Ramps on the Moon is committed to challenging the stories that are told about disabled people on the stages and in the corridors of mid-scale touring theatre venues and beyond. We do this by ensuring that the voices of D/deaf and disabled people are central to everything we do.

Here is a list of some of the most common ways in which disabled people are portrayed (with reference to Professor Colin Barnes’ research into society’s discrimination of disabled people[1] and the media portrayals that exacerbate and fuel that discrimination):

Disabled people are most often portrayed as

  • pitiable and pathetic;
  • sinister and evil;
  • providing atmosphere or horror;
  • a super cripple, overcoming adversity;
  • an object of ridicule;
  • a burden to all around them;
  • asexual or an object of fetishism;
  • incapable of participating fully in community life;
  • having a life not worth living;
  • a foil for the main protagonist’s epiphany or salvation;
  • an inspiration;
  • waiting to be cured.

Accurate Portrayals

An accurate portrayal of disabled people does not focus on a medical condition unless it is genuinely relevant to the subject of the piece. It does not focus on what a hard life a disabled person has and how they battle with their ‘disability’; it is better to look instead at the barriers and issues in society and the world around them that disabled people face in going about their everyday lives.

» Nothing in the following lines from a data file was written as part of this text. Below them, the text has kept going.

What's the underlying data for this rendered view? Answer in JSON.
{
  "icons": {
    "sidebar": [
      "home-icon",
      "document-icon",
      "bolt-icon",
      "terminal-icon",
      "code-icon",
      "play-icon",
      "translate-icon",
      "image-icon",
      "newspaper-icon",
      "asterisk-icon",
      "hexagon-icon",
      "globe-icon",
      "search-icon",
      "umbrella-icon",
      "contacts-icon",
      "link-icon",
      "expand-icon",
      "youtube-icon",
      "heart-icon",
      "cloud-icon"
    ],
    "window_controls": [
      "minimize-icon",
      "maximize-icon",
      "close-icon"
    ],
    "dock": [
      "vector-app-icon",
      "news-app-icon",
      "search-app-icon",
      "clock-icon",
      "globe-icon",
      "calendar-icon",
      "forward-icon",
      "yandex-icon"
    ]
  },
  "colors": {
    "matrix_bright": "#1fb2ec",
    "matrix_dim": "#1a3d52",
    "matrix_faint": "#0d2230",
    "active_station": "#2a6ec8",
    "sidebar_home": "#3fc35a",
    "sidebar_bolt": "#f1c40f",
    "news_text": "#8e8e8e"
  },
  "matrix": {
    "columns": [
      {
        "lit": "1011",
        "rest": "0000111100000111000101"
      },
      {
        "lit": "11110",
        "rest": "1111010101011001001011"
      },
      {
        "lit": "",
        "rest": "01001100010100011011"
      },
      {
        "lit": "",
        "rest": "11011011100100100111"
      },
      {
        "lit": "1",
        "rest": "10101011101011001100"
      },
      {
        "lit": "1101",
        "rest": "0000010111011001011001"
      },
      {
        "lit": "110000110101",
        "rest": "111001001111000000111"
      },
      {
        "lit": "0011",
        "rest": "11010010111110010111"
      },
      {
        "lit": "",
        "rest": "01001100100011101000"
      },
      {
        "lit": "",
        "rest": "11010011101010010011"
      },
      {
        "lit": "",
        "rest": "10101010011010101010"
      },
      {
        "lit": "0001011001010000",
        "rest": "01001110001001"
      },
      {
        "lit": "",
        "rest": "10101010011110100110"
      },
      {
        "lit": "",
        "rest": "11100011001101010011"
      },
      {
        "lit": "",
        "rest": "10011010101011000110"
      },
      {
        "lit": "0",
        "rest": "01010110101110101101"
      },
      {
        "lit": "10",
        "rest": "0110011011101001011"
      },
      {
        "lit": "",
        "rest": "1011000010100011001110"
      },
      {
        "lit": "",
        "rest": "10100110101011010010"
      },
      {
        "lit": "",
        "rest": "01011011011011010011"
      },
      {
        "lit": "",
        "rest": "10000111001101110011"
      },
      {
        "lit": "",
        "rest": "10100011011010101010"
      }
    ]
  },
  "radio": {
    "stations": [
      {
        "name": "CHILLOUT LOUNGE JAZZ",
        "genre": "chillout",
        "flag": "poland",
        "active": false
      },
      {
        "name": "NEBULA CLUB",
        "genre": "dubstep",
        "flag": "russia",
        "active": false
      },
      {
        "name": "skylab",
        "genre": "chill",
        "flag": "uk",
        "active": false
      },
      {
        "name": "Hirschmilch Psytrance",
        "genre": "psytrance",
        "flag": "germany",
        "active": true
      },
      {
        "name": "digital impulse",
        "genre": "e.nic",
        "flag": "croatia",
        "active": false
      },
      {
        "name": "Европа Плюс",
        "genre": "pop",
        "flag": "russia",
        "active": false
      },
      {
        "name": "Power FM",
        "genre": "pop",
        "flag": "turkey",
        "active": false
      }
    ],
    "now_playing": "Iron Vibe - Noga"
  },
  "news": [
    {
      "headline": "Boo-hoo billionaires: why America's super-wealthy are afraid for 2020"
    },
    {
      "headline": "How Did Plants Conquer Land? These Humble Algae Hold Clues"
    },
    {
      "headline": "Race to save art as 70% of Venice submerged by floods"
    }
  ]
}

An accurate portrayal of disabled people does not use well-worn tropes such as triumphing over adversity, or references to hope or courage in direct reference to the person’s condition or impairment. This is known as ‘inspiration porn’ and is objectifying and deeply insulting.

An accurate portrayal of disabled people uses neutral language: for example, someone has cerebral palsy, they are not a victim of it; they have epilepsy, they do not suffer from it.

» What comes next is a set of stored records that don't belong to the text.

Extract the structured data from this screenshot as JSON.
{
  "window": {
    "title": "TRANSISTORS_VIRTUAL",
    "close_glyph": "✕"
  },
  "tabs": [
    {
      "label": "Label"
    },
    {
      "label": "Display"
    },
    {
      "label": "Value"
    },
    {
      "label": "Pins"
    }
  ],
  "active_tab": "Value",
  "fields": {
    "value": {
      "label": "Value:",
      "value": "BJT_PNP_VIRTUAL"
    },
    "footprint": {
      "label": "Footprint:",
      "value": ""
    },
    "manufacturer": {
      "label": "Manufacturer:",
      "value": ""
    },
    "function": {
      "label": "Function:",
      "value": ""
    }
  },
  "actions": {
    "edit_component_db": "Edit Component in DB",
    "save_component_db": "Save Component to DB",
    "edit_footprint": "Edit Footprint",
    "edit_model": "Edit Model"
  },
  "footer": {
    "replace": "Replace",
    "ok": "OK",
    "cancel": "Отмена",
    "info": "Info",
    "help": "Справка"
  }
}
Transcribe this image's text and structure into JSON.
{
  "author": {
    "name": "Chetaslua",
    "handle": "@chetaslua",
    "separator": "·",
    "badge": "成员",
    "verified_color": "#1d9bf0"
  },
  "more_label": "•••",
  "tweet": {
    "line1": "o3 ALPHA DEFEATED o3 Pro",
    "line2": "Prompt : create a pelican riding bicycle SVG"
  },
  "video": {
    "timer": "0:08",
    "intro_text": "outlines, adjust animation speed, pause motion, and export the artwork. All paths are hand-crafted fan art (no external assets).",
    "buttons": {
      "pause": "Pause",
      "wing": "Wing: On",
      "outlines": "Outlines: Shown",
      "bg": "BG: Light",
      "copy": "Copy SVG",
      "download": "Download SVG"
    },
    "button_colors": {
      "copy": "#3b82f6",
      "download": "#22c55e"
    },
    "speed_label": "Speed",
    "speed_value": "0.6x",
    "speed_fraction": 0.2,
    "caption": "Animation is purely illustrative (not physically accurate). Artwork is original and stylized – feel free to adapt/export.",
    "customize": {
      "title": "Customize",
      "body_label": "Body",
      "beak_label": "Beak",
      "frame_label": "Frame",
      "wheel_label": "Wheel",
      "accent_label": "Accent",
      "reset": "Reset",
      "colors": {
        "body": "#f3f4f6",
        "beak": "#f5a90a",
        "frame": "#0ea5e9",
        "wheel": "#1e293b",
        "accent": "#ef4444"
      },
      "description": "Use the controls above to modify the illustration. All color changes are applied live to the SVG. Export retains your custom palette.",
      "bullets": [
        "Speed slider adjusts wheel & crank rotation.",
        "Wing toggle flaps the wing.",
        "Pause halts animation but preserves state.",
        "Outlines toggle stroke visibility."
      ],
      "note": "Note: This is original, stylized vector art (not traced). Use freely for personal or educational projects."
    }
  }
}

An accurate portrayal of disability does not use impairment-based language as a metaphor for a negative behaviour or trait. So, someone might refuse to listen to an argument but they are not deaf to it; someone might not understand the logic of an argument but they are not blind to it.

An accurate portrayal of disabled people includes an inherent assumption that some of the people reading the piece might, themselves, be disabled.

An accurate portrayal of disabled people does not make assumptions about what disabled people feel, want or experience.

An accurate portrayal of disabled people recognises that many are economically active rather than as recipients of charity.

An accurate portrayal of disabled people shows disabled people interacting with non-disabled people as friends, family, managers, employees, colleagues.

An accurate portrayal of disabled people recognises that disabled people are not all the same and avoids language that gives the impression of a homogeneous group; it avoids phrases such as ‘the disabled’.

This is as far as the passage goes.